While the Radiant Control toaster went out of production in 1997, the latest patent used in its manufacture was issued in 1957. That patent expired no later than 1974. That means the technology and designs are in the public domain and there is nothing to stop someone from putting it back into production. The design is sound. When a product stays in production for a half century without changing the basic design, think Fender Telecaster or Zippo Lighter, it’s likely lasting for a reason. It’s also a reliable design. My T-35 is at least 52 years old and works just fine. Will any toaster, even any appliance sold today at Target last 52 years?
Well, maybe the UK made Dualit toaster will last a half century or more, but charming and durable as the Dualit is, the bread in the Dualit is lowered and raised with a mechanical lever. Also, a two slice Dualit Classic will cost you $180 at Target, far more than a vintage Sunbeam Radiant Control in even pristine operating condition will run you.

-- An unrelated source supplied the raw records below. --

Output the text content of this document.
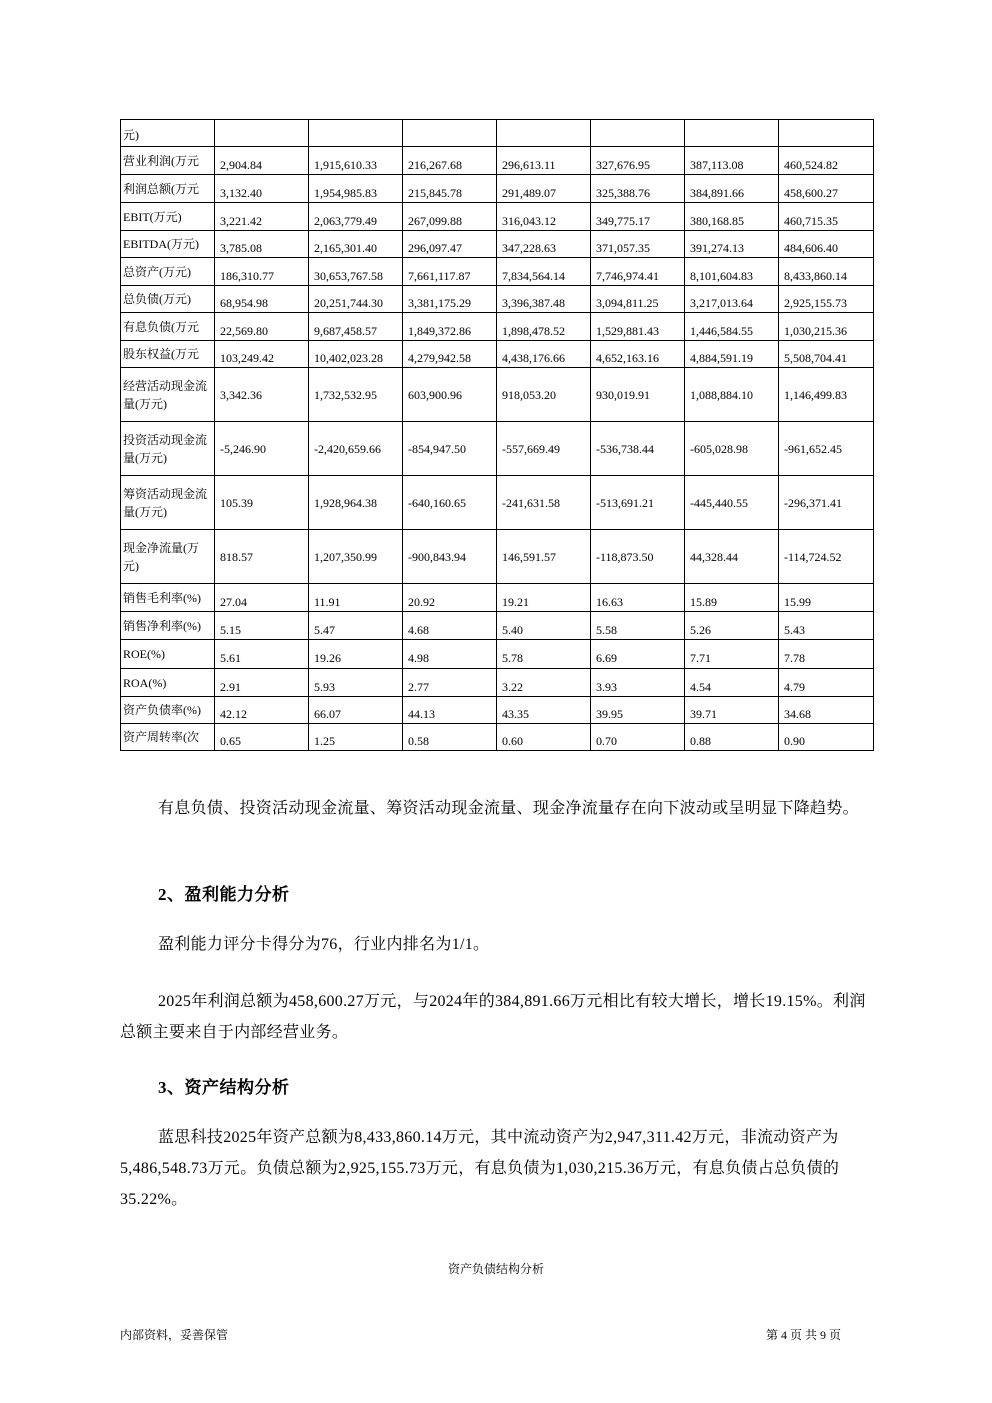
元)							
营业利润(万元	2,904.84	1,915,610.33	216,267.68	296,613.11	327,676.95	387,113.08	460,524.82
利润总额(万元	3,132.40	1,954,985.83	215,845.78	291,489.07	325,388.76	384,891.66	458,600.27
EBIT(万元)	3,221.42	2,063,779.49	267,099.88	316,043.12	349,775.17	380,168.85	460,715.35
EBITDA(万元)	3,785.08	2,165,301.40	296,097.47	347,228.63	371,057.35	391,274.13	484,606.40
总资产(万元)	186,310.77	30,653,767.58	7,661,117.87	7,834,564.14	7,746,974.41	8,101,604.83	8,433,860.14
总负债(万元)	68,954.98	20,251,744.30	3,381,175.29	3,396,387.48	3,094,811.25	3,217,013.64	2,925,155.73
有息负债(万元	22,569.80	9,687,458.57	1,849,372.86	1,898,478.52	1,529,881.43	1,446,584.55	1,030,215.36
股东权益(万元	103,249.42	10,402,023.28	4,279,942.58	4,438,176.66	4,652,163.16	4,884,591.19	5,508,704.41
经营活动现金流量(万元)	3,342.36	1,732,532.95	603,900.96	918,053.20	930,019.91	1,088,884.10	1,146,499.83
投资活动现金流量(万元)	-5,246.90	-2,420,659.66	-854,947.50	-557,669.49	-536,738.44	-605,028.98	-961,652.45
筹资活动现金流量(万元)	105.39	1,928,964.38	-640,160.65	-241,631.58	-513,691.21	-445,440.55	-296,371.41
现金净流量(万元)	818.57	1,207,350.99	-900,843.94	146,591.57	-118,873.50	44,328.44	-114,724.52
销售毛利率(%)	27.04	11.91	20.92	19.21	16.63	15.89	15.99
销售净利率(%)	5.15	5.47	4.68	5.40	5.58	5.26	5.43
ROE(%)	5.61	19.26	4.98	5.78	6.69	7.71	7.78
ROA(%)	2.91	5.93	2.77	3.22	3.93	4.54	4.79
资产负债率(%)	42.12	66.07	44.13	43.35	39.95	39.71	34.68
资产周转率(次	0.65	1.25	0.58	0.60	0.70	0.88	0.90

有息负债、投资活动现金流量、筹资活动现金流量、现金净流量存在向下波动或呈明显下降趋势。

2、盈利能力分析

盈利能力评分卡得分为76，行业内排名为1/1。

2025年利润总额为458,600.27万元，与2024年的384,891.66万元相比有较大增长，增长19.15%。利润总额主要来自于内部经营业务。

3、资产结构分析

蓝思科技2025年资产总额为8,433,860.14万元，其中流动资产为2,947,311.42万元，非流动资产为5,486,548.73万元。负债总额为2,925,155.73万元，有息负债为1,030,215.36万元，有息负债占总负债的35.22%。

资产负债结构分析
内部资料，妥善保管	第 4 页 共 9 页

The T-35 is also a relatively powerful toaster. Most modern two slice toasters are rated at 800-900 watts, and four slice toasters at no more than 1,800 watts which is the maximum power a 15 amp household circuit will supply. It looks like 450 watts per slice is the modern standard. The two slice Sunbeam T-35 is rated at 1,275 watts, over 600 watts per slice, so it will also toast your bread faster than almost any modern toaster. Admittedly that comes with increased energy costs, but who can put a value on time? A Radiant Control toaster is also more entertaining.
As millenials and others embrace mid-century design and older, more “authentic” technologies like safety razors and vinyl recordings, it’s surprising that nobody has seized upon this opportunity to use that aesthetic to reintroduce an abandoned, yet superior toasting technology. Heck, some Chinese company could do it without even having to steal any tech at all. People raised in the digital age might just like to have a genuinely automatic toaster.